Que du bien pour ainsi dire. J’ai rarement vu un coach qui était à ce point passionné par son métier et tout ce qui s’y rattache. Le problème, avec lui, c’était son perfectionnisme. Or, la perfection n’est pas de ce monde. Il faut pouvoir admettre les erreurs de temps à autre, a fortiori lorsqu’elles sont tout à fait involontaires. L’entraîneur pestait toujours dans ces conditions. S’il avait été plus positif, par moments, je pense qu’il serait encore des nôtres aujourd’hui.

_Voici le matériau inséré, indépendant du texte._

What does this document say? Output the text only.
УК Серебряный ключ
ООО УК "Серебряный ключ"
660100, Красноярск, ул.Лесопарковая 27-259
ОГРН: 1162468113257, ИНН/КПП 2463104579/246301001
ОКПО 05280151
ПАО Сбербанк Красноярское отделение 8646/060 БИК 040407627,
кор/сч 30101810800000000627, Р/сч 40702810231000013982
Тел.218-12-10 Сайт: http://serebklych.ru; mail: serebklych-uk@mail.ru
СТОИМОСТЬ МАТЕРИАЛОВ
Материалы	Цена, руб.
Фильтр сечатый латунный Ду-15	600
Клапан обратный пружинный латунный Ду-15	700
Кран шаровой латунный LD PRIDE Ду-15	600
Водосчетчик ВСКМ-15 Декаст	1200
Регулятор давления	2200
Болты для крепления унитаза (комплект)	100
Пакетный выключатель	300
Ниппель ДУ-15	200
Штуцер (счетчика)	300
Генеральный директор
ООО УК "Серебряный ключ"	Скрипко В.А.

Et certains joueurs aussi. Comme Vadis.

Son cas devrait effectivement donner à réfléchir. Vu ses qualités, il n’est pas normal qu’il n’ait pas servi la cause du club avant de se lier à Hambourg. Je ne comprends pas qu’il n’ait pas eu sa chance par moments alors que l’équipe n’était pas souveraine. Je suis sûr que Vadis va se réaliser en Allemagne, au même titre que des garçons comme Cheikh Tioté ou Roland Lamah s’épanouissent actuellement aux Pays-Bas. C’est dingue : le club cherche des renforts alors que deux éléments qui lui appartiennent font le bonheur de Roda. Comprenne qui pourra.

La direction dit :  » Ce n’est que Roda. Anderlecht, c’est une autre dimension « .

Je ne pense pas qu’on l’emporterait haut la main contre les gars de Kerkrade. Et ce même constat vaut pour les équipes du top comme Ajax, PSV ou Feyenoord. Ceux-là font des résultats tout en faisant la part belle aux jeunes. Un peu comme le Standard chez nous. Cet exemple-là mérite qu’on s’y attarde. Si les Rouches sont champions, ce sera grâce à son blé en herbe.

Que peut-on encore attendre d’Anderlecht cette saison ?

Compte tenu de tous ceux qui nous précèdent, nous aurons fort à faire pour arracher un ticket européen en fin de saison. Par la voie normale, à savoir le championnat, nous devrons surtout compter sur le gaspillage des autres. En Coupe, par contre, nous avons toujours notre sort entre les mains. Le tirage nous a été favorable, avec Dender. Ce serait une honte de ne pas passer le tour, vu les circonstances. Après, c’est le Germinal Beerschot ou La Gantoise qui nous attendra. Sur deux matches, je suis d’avis qu’un Anderlecht motivé peut forcer les portes de la finale. J’espère alors qu’on touchera au but au Heysel. J’ai déjà été champion, j’ai remporté la Supercoupe et tous les trophées individuels possibles. Seule la Coupe manque à mon palmarès. Ce serait chouette de combler cette lacune.